Thursday, August 15, 2013

Good times, bad times

A few days ago, the New York Times had a piece by Seth Stephens-Davidowitz, who has a PhD in economics and is now an intern at Google.  He looked at searches involving "depression" that Google's algorithms classified as "health related," and found some clear patterns.  They were more common in winter months and in colder places.  They also varied within the week, being most common on Monday and least common on the weekends.

The Behavioral Risk Factors Surveillance System, a very large telephone survey, asks "in general, how satisfied are you with your life."  The great majority of people say that they are either "very satisfied" or "satisfied" but it seems reasonable to interpret "dissatisfied" or "very dissatisfied" as representing something similar to what the average Google user would mean by "depression."  I used the 2009 data, because I happened to be working with it for another purpose.

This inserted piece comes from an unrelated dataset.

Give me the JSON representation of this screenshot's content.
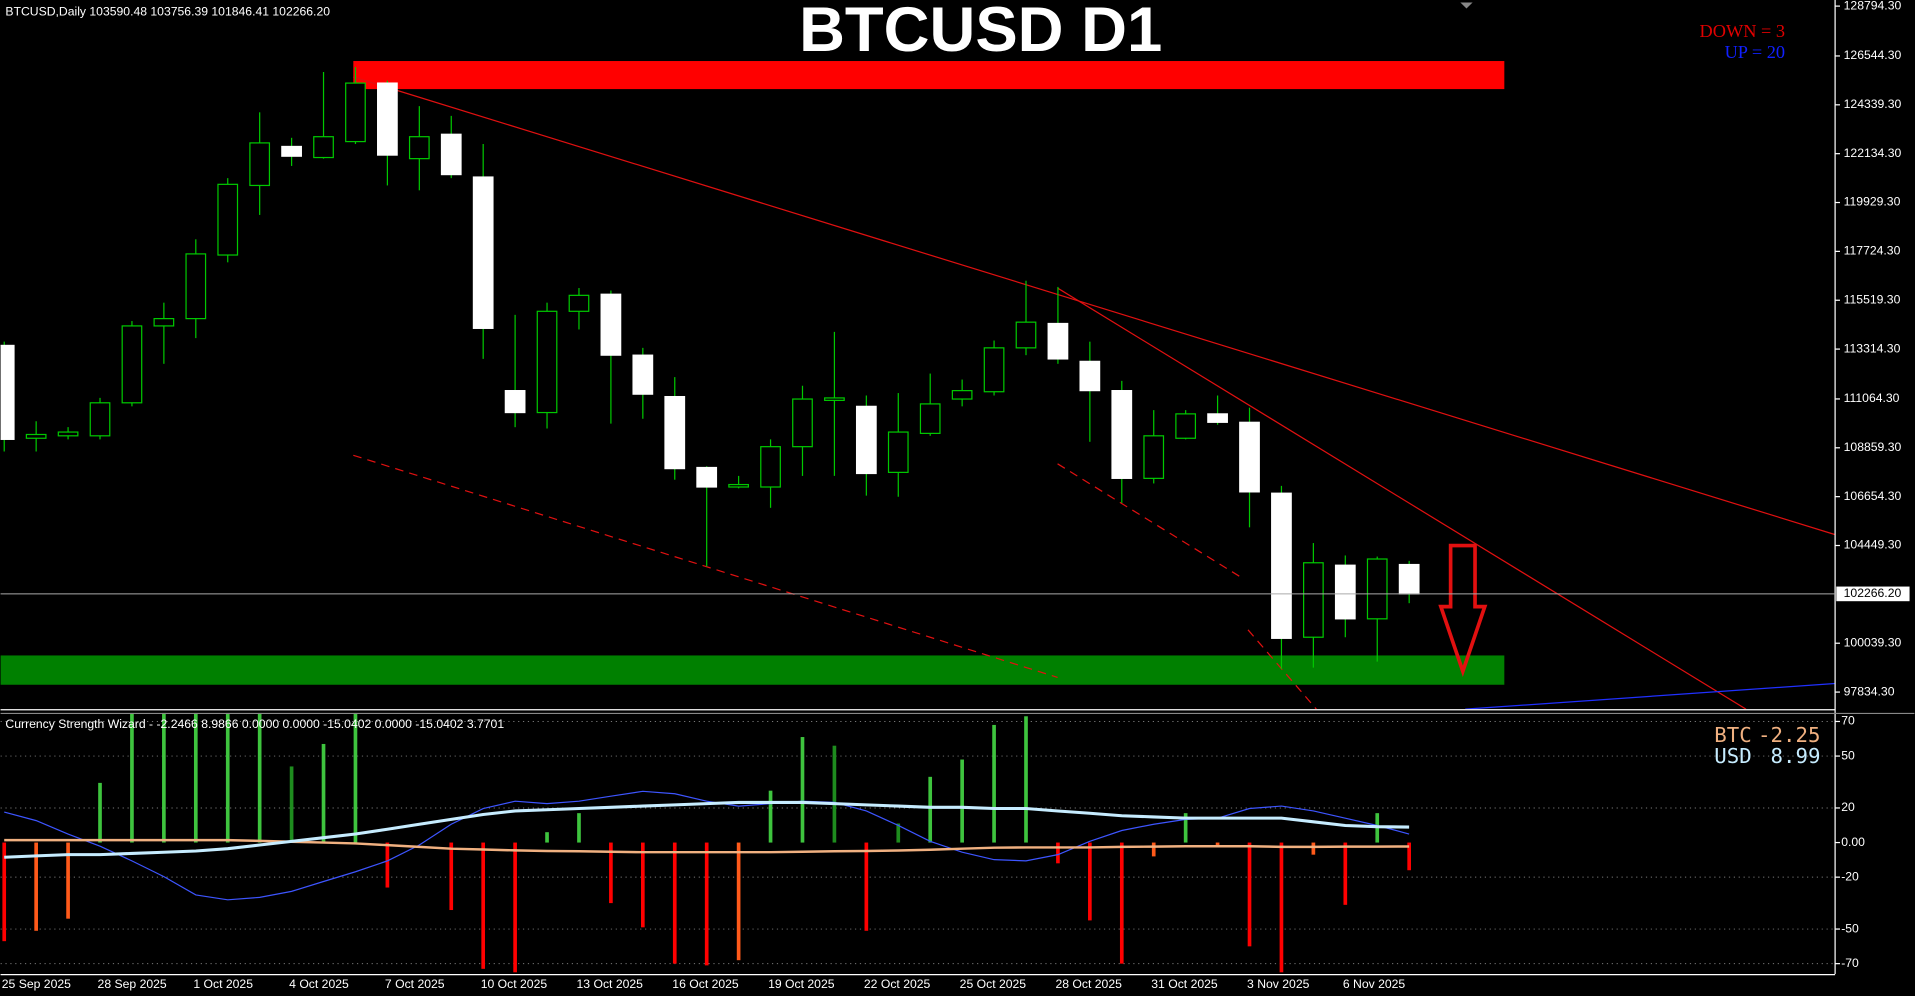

The differences by month in the percent saying they are dissatisfied or very dissatisfied are not statistically significant at conventional levels (P=.082) even though the BRFSS sample about 400,000 cases.  But for what it's worth, it's highest in August (6.26%) and lowest in December (5.66%).  There are significant differences by day:  dissatisfaction is lowest on Monday (5.7%) and highest on Friday (6.4%), which is pretty much the opposite of the Google pattern.

In short, the patterns in the BRFSS are totally different from those found in the Google searches.  I haven't taught research methods in several years, but textbooks always used to warn students that a very big sample was not necessarily a representative sample.  The favorite example was the 1936 Literary Digest survey, with millions of respondents, which predicted that Alfred Landon would win a solid victory over FDR.  The Google searches are essentially Literary Digest type data:  they represent a lot of "volunteers," not anything designed to produce a representative sample.  I wouldn't dismiss the Google results--if searches for  "depression" are more common in winter or on Mondays, that means something.  But the straightforward interpretation that Stephens-Davidowitz offers--people feel worse in winter and on Mondays--isn't borne out by the data from a random sample.